0

I came across this, $f(A)\setminus f(F) \neq f(A\setminus F)$. I'm not sure that I completely understand why they cannot be equal. So could someone give an example for which $f(A)\setminus f(F) \neq f(A\setminus F)$?

I think an example of this might help me to better understand.

Nosrati
  • 29,995
user6259845
  • 913
  • Let $A =\mathbb R $ $F=[0,2\pi]$ and $f (x)=sin x $. $f (A)=f (F)=[-1,1] $ so $f (A)\setminus f (F)=\emptyset $. $A\setminus F=(-\infty,0)\cup (2\pi,\infty) $ and $f (A\setminus F)=[-1,1] $. – fleablood Feb 17 '17 at 05:05
  • Here's silly analogy which may/may not work. Image your had a wardrobe with two suits. Suit one has one jacket and one pair of trousers. Suit two has one jacket and two pairs of trousers; one's a spare. If someone trashes your second jacket you must throw away both pair of trousers as you can't wear them in a suit any more. You are left with one suit. But if someone trashes the spare trousers, you can still wear suit with the original trousers. You have two suits. Trashing the input is fine if you have a spare input. But trashing the output destroys the output and that is significant. – fleablood Feb 17 '17 at 06:11

2 Answers2

1

Hint: $f(x)=|x|\,$, $A=\mathbb{R}\,$, $F=[0,\infty)\,$.

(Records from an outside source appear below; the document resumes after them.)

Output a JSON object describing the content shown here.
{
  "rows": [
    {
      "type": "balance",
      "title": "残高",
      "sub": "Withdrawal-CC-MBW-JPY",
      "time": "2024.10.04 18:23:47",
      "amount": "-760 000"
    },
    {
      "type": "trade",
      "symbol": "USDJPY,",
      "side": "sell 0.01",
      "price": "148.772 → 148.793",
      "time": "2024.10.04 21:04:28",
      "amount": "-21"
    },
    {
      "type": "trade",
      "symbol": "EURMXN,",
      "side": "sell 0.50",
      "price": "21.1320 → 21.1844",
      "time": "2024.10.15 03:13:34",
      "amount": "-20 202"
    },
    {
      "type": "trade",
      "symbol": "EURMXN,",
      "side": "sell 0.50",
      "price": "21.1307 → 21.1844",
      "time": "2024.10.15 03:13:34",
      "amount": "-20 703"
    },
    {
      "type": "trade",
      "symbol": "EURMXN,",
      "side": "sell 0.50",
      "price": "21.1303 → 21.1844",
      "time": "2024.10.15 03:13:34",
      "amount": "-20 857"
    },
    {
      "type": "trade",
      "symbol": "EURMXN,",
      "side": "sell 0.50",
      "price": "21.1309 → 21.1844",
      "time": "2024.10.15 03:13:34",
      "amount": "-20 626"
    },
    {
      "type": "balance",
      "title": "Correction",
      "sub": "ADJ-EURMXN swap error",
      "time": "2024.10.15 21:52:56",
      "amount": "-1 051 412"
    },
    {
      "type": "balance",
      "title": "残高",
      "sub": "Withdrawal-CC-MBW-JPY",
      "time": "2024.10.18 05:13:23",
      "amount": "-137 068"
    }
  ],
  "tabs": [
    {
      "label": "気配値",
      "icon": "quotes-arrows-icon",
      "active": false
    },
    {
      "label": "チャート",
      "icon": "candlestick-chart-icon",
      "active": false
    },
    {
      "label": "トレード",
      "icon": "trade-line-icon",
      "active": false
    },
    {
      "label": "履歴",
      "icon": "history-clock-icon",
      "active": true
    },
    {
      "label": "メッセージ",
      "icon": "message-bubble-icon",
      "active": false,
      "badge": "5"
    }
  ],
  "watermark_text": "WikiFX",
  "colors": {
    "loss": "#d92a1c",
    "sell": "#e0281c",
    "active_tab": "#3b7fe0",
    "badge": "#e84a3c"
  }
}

I'm not sure that I completely understand why they cannot be equal

They can be equal, but in general they don't have to be equal.

dxiv
  • 76,497
  • I guess I'm still confused on why they don't have to be equal isn't $f(A)∖f(F)$ the same thing as saying $f(A∖F)$ since they both exclude F? – user6259845 Feb 17 '17 at 05:08
  • @user6259845 Work out the example above and it should become more clear. They don't mean the same thing. The former excludes the values $f(F)$ from the range, the latter excludes the part $F$ from the domain. – dxiv Feb 17 '17 at 05:12
  • For this inequality to work the function must have some $x\ne y $ with $f (x)=f (y) $. Set minus ing the domain may allow you to throw away the y but keep the x so that the f (y)=f (x) is still there even though y has been thrown away. But in the range throwing away $f (x)=f (y) $ throws the value away entirely. – fleablood Feb 17 '17 at 05:27
  • The latter does exclude F. But if there are other values that not in F that get mapped to the same values any way the mapped values are not excluded after all. But in the former we explicitly are excluding the mapped value. Ooh! Note that f (A)/f (F) $\subset$ f (A/F)! That does have to be true! – fleablood Feb 17 '17 at 05:45
  • @fleablood $f(A) \setminus f(F) \subseteq f(A \setminus F)$ Indeed, that's always true. – dxiv Feb 17 '17 at 05:48
  • 1
    I bring it up as I think it illustrates what's going on and will make it clearer to the poster. ... well, I did when I typed it. – fleablood Feb 17 '17 at 05:54
1

Let $x\ne y $ but $f (x)=f (y) $. Then $\{x\}\ne\{y\} $ but $\{f (x)\} =\{f (y)\} $.

So "setminusing" $\{y\} $ from $\{x\} $ (or vice versa) will do nothing to the resulting image, because although we lose the $y $ we keep the $x$ and the resulting image is the same.

But as $f (x) $ does equal $f (y) $, "setminusing" $\{f(y)\} $ from $\{f(x)\} $ will eliminate everything and nothing will be left.

In other words: $f (\{x\}\setminus \{y\})=f (\{x\})=\{f (x)\} $. But $f (\{x\})\setminus f(\{y\})=f (\{x\})\setminus f (\{x\})=\emptyset $.

That's an extreme example but I hope that explains why.

Any non-injective function where A is one "preimage" of a set and B is another will do. Let $f=\sin $ and A is all the reals while $B $ is just a $[-\pi/2,\pi/2] $ interval. Or $f (x)=x^2$ and A are the negative numbers and B are the positive, etc.

fleablood
  • 124,253